Este é um filme que mais vale a pena fingir que não existe, não encaixa bem na série e não favorece ninguém. Vamos fingir que o Sean Connery despediu-se no You Only Live Twice, que o On Her Majesty’s Secret Service foi uma experiência, que tudo continuou tranquilamente com o Live and Let Die e isto foi apenas uma paródia. Sim porque se é verdade que este é um péssimo filme e um mau 007, não posso negar que é uma boa comédia, involuntária é certo, mas comédia.

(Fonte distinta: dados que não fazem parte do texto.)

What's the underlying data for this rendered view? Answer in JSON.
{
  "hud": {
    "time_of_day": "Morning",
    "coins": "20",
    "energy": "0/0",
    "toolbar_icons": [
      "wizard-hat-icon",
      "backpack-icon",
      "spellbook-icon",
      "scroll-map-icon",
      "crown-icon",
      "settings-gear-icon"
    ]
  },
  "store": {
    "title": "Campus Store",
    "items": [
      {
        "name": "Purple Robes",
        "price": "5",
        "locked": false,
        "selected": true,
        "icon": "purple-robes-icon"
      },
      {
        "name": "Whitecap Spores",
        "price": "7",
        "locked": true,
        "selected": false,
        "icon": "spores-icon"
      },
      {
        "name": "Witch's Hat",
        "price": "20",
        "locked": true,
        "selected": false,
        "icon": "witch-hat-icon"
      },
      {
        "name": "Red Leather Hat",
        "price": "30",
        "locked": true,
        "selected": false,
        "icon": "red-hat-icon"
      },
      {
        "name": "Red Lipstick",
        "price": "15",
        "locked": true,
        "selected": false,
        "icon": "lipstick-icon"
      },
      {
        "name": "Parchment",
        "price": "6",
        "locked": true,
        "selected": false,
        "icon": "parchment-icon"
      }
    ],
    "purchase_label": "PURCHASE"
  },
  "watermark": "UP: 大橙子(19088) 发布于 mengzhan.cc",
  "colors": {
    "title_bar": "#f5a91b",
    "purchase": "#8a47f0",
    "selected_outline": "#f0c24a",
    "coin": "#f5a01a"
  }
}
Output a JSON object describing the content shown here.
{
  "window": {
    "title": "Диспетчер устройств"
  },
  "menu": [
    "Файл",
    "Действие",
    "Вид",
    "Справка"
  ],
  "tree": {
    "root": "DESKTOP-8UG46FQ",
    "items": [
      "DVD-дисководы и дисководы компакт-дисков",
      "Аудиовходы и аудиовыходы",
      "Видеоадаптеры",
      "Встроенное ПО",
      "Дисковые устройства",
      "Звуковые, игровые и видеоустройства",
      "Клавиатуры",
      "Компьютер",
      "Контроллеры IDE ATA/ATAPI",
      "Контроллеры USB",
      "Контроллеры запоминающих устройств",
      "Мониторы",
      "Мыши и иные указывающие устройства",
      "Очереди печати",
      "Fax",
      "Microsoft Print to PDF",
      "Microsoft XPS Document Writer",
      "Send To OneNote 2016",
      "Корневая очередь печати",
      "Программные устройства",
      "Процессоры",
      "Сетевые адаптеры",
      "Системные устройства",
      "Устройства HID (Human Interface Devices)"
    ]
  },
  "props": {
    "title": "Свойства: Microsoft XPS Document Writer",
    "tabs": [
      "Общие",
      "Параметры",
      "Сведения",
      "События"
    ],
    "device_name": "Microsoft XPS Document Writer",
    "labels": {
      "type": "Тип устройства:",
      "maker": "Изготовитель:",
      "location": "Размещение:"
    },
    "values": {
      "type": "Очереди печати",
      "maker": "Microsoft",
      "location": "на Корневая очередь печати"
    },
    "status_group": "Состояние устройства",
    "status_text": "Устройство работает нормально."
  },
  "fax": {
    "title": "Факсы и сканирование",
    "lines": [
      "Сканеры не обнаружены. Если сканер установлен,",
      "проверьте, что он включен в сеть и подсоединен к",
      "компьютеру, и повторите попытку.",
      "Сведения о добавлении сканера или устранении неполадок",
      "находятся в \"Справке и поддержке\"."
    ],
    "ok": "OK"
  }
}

Não sei se o On Her Majesty’s Secret Service foi ou não um fracasso de bilheteira, mas não deve ter agradado muito porque este filme parece uma forma desesperada de chamar mais público com o regresso do Sean Connery, da Shirley Bassey e duma vertente mais tradicional, campy e menos experimental, realista e negra que a sua prequela.

Há tanto momento irrelevante e aborrecido (sem exagero cerca de 1 hora de filme é composta por… nada) os sotaques dos americanos dão-me vontade de matar gatinhos, os efeitos visuais são mais fracos que os do Dr. No, uma década mais velho (o ponto alto são as explosões causadas pelo satélite, em especial as dos misseis), as interpretações são más e muito campy. O Sean Connery está velho e mais aborrecido que o espectador, está-se a cagar para o filme, a bond girl é burra e nem sequer fixei o nome dela… bahh

Mas tenho de falar bem da canção introdutória, a Shirley Bassey é a interprete perfeita para qualquer tema bond e é uma canção que dá pena estar neste filme. De resto… os outros pontos positivos acabam por se centrar na tal comédia involuntária que referi antes e este filme está carregado desses momentos. Para dizer a verdade basta ver os primeiros 5 minutos do filme para soltar alguns sorrisos.

E com isto até dá vontade de dizer: O Roger Moore vem aí! Hurra!

Comments
One Response to “Diamonds Are Forever – Os diamantes são eternos [1971]”
  1. Yap, o Ao serviço de sua majestade foi um fracasso de bilheteira e por isso, trouxeram o Connery de volta (o dinheiro que ele ganhou na altura foi histórico) e, com ele, vários elementos típicos do Bond antes do filme anterior, mas com uma dose ameracanizada da coisa. O resultado é esta mistura de comédia involuntária com situações ridículas e, como dizes, um Connery em ecrã a mostrar que está ali pelo dinheiro e nada mais. É pena, ele despedir-se assim da saga. Mas dias melhores viriam para a saga Bond (até chegar o Moonraker).